Monday, June 15, 2009

Blast From the Past - A Baycol Affirmance

Last Friday, the Pennsylvania Superior Court (an intermediate appellate court in Pennsylvania) issued a long awaited (some three years long) decision in the Baycol case, Pauley v. Bayer. We've been interested in Pauley because the trial court opinion being appealed was probably the best Pennsylvania/state court generally authority on inadmissibility of anecdotal adverse event reports. See Pauley v. Bayer Corp., 2006 WL 463866 (C.P. Phila. Co. Jan. 26, 2006).

Years ago - before blogging - Bexis represented a non-manufacturing defendant in Baycol litigation. As to that defendant, the litigation has long since resolved, but out of an abundance of caution, we'll stick strictly to the legal conclusions in Pauley for the duration of this post.

In the first place, we warn you that Pauley - in the Superior Court - is an unpublished, non-citable memorandum opinion, despite its being 27 pages long and addressing issues of first impression in the Pennsylvania appellate courts. Nevertheless, we're discussing it for three reasons: (1) there's no reason Pauley can't be cited outside Pennsylvania, (2) it contains a significant discussion of Ohio law, and (3) the Superior Court non-citation mandate may well violate the Open Courts provision of the state's constitution.

Here are the main holdings in Pauley:

(1) Both Ohio and Pennsylvania follow the learned intermediary rule. Pages 12-14.
(2) Adverse event reports ("AERs") are anecdotal and thus "generally unreliable and not scientifically verified," thus a drug manufacturer has no duty to inform physicians "comparative AERs" (that is, that AERs are purportedly more common for one drug than another) Pages 15-17.
(3) Because the drug's label had a specific contraindication of the particular co-prescription (prescribing drugs simultaneously) combination at issue in the case, the warning was adequate as a matter of law regardless of AERs involving the contraindicated combination.

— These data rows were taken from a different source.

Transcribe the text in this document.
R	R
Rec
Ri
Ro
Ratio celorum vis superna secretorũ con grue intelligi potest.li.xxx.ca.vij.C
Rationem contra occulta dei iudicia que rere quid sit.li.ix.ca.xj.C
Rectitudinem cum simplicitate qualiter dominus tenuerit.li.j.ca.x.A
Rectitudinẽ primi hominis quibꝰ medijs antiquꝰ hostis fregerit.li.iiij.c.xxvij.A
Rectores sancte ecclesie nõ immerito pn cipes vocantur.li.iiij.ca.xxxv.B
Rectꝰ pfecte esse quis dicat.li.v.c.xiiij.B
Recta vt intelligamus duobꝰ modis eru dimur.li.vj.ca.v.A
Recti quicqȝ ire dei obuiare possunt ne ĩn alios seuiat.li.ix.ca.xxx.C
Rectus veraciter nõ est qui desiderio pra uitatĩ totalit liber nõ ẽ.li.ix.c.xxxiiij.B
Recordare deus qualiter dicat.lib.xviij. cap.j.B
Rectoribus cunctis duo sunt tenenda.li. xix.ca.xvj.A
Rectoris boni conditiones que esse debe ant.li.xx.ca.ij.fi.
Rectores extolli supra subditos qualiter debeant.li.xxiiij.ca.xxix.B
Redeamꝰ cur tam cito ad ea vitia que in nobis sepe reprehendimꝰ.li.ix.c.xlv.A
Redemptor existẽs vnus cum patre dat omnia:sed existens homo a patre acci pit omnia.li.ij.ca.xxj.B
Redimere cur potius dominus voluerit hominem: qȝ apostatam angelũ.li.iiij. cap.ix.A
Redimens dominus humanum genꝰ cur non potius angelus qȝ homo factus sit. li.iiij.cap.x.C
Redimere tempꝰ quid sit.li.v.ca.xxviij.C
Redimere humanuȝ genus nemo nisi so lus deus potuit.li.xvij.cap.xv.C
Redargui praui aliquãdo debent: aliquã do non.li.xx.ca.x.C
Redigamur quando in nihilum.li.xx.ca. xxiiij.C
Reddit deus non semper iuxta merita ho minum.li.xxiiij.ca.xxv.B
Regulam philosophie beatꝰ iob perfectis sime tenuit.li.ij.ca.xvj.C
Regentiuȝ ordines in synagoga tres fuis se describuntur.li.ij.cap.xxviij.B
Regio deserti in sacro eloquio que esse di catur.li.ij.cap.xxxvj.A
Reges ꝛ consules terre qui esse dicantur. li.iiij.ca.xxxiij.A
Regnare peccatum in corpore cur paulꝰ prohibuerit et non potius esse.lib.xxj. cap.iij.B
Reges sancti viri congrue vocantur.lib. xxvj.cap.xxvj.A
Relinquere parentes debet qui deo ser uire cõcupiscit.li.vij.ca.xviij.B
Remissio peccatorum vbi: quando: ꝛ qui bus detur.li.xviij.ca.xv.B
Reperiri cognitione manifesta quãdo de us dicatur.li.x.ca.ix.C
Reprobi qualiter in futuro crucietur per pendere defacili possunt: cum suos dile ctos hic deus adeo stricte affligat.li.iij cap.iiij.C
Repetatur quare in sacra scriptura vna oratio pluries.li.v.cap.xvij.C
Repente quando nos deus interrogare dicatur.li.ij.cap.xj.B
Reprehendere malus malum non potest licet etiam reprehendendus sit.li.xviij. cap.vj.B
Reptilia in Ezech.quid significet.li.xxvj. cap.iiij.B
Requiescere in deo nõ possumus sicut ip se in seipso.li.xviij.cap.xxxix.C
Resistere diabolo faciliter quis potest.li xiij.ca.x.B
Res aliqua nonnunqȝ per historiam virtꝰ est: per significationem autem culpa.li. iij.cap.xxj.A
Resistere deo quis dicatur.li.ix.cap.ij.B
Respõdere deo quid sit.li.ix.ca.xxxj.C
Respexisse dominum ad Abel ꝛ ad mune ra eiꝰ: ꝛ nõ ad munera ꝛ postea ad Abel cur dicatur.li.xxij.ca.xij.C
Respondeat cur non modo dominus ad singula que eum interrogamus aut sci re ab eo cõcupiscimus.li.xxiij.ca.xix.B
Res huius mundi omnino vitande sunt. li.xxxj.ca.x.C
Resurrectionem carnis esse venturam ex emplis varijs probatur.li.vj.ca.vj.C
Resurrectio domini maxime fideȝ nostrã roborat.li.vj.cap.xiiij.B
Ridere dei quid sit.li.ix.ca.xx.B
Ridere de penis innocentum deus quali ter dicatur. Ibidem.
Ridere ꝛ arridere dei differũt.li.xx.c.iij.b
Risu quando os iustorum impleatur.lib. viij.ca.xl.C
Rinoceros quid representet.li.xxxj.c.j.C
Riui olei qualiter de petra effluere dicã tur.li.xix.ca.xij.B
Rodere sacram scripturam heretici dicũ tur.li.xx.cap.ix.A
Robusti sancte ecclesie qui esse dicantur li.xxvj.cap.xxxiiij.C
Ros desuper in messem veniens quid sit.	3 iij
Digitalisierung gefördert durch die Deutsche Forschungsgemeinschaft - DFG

Pages 18-19.
(4) An expert who admitted that he was not an MD and thus not qualified to make medical diagnoses was properly precluded from testifying to the diagnoses of patients in a clinical trial. Pages 21-24.
(5) Animal toxicity studies were properly excluded "because the data was not probative of the drug’s actual effect on humans." Pages 25-27.

Better late than never - and better unpublished than not at all.

2 comments:

Howard Bashman said...

Pa. Superior Court Internal Operating Procedure section 65.37 does not purport to restrict anyone's First Amendment right to discuss or even post online a non-precedential memorandum opinion from that court, so no need to be overly defensive on that basis.

Someone who carefully reviews the opinion that you have placed online and repeatedly linked to in your blog post will undoubtedly notice that you have not placed online Judge Klein's opinion dissenting from the majority's decision. Indeed, your post as it appears as of the time I'm leaving this comment makes no mention of any dissenting opinion whatsoever. In addition to the reasons for questioning the value of the majority opinion that your post does discuss, the majority opinion's value may be further undermined by what the dissent argues. Or, maybe not. We will never know until someone happens to post the dissent online too.

Beck/Herrmann said...

We're not at all defensive on first amendment grounds. We do, however, think we need to alert our readers to the citation policies of the court issuing a non-published opinion (at least when we know of them). We do think the non-citation rule may well be unconstitutional under open courts provisions, but that's another issue.

The other comment is applicable to any dissent, but we don't generally mention dissents unless we have something specific we want to say about them. In this particular instance, because we're simply reporting on the legal bases of the opinion (given prior involvement, we are cautious on this one), we didn't have any reason to discuss the dissent.